An addictive resource-collecting 2D platformer which sees you to work your way through tunnel-by-tunnel with the help of your trusty pickaxe, Steamworld Dig 2 takes place almost immediately after the events of the first game. Here you play as Dorothy, a just generally lovable do-gooder robot, and what’s cool is that the crux of Steamworld Dig 2’s plot requires you to track down the previous game’s protagonist. You’ll smash and dig your way through many a mine and cavern, opening up more parts of the world as you go on your journey of discovery.
Progression works by having you continuously upgrade Dorothy’s gear and arsenal, acting as the primary means of letting you go deeper and deeper underground each time. All of this would be fine and dandy for your average 2D platformer, but where this adventure shines is in its enthralling steampunk western-inspired world and downright beautiful art-style. Many of today’s indies ride the line between being a PC flash game circa 2007 and a genuinely jaw-dropping piece of art. Steamworld Dig 2 thankfully falls into the latter.

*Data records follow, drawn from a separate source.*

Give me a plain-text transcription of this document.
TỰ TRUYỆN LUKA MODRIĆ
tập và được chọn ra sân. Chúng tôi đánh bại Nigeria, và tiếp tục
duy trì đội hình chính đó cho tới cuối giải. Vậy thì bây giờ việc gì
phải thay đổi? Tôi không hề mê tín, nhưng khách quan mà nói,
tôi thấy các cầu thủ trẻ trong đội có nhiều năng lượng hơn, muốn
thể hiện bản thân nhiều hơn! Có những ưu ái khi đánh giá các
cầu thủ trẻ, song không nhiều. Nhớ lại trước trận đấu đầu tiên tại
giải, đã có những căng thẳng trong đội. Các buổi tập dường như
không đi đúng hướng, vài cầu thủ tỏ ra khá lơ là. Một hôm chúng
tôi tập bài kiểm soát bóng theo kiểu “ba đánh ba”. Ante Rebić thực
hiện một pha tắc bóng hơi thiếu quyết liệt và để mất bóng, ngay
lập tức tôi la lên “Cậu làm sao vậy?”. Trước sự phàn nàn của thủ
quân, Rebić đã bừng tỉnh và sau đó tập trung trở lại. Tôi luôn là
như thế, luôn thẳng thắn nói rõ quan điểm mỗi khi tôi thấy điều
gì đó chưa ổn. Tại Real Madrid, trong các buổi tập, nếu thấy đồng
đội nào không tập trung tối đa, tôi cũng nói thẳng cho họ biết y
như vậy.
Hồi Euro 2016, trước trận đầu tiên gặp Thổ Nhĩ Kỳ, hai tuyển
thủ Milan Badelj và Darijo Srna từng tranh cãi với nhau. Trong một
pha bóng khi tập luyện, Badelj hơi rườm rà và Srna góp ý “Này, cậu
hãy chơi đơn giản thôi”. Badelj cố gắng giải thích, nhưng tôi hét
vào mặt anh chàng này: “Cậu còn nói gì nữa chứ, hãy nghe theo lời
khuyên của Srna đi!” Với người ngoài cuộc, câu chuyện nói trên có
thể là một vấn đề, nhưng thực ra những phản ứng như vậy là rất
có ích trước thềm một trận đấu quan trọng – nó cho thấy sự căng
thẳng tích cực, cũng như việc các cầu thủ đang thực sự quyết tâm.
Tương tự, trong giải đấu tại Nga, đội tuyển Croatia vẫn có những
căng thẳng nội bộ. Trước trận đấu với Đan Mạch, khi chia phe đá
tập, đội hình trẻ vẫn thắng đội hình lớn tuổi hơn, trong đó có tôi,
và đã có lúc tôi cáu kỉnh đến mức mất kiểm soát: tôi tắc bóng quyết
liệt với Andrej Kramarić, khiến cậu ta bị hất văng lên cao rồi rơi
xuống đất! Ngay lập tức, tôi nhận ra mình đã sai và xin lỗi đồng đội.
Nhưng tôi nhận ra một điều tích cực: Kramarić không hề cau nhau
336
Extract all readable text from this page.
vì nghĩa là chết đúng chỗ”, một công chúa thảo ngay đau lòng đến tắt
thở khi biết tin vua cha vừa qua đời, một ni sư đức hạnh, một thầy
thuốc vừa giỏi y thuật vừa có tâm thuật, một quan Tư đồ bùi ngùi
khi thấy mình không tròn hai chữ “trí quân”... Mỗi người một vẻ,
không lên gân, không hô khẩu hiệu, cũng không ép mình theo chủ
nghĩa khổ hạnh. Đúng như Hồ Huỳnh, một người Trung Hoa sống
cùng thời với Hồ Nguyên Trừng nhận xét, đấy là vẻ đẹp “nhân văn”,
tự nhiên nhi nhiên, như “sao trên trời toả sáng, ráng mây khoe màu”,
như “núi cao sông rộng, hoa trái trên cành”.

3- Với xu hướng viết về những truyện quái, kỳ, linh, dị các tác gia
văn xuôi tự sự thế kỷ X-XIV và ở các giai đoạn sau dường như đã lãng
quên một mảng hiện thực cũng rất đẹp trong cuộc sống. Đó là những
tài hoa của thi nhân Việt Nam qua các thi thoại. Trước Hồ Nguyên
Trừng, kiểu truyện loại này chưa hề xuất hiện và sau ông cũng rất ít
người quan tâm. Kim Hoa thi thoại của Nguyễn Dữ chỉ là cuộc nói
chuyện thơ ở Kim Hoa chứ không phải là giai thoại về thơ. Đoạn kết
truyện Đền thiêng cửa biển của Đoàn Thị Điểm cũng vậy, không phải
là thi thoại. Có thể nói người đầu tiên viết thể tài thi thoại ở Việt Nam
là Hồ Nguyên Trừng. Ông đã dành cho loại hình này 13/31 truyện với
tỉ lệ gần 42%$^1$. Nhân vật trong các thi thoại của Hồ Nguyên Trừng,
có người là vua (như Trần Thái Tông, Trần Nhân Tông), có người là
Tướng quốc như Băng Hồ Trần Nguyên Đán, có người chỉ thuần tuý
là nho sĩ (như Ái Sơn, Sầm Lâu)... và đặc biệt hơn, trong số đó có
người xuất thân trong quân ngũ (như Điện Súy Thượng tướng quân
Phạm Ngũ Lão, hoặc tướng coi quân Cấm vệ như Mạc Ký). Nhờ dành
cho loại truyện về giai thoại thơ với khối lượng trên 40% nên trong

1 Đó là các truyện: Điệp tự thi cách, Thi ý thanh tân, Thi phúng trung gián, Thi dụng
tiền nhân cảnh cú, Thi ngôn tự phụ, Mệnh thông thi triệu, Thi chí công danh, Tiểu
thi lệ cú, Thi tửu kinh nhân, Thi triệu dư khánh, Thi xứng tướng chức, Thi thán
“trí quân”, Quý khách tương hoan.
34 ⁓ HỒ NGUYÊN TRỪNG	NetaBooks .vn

I mentioned earlier that Steamworld Dig 2 is much more guided this time around, and this is to the game’s benefit in the sense that there’s never an overreliance on chance. Though you’re consistently urged to craft your own way through the game’s various swirling levels, there’s a constant sense of welcome direction, which allows the game to lean into being more of a Metroidvania than it ever otherwise could have previously.
You’ll regularly bump up against areas you can’t quite access yet, only to return later with a pickaxe that is much stronger, a jetpack that jumps much higher, and a lantern which burns much brighter. Take solace in the fact that Steamworld Dig 2 is the type of game that could very easily be considered every completionist’s wet dream, there is just so much to hunt down and go back for here.
In short, if gathering a near-unlimited number of collectables or making your way through new areas without knowing what’s around the next corner, there’s a lot you’ll dig about Steamworld Dig 2. In a year when we’re inundated with many a first-class video game experience, this “little sequel that could” manages to best the long-awaited Metroid entry at its own game, in a charming and fun-filled 2D adventure.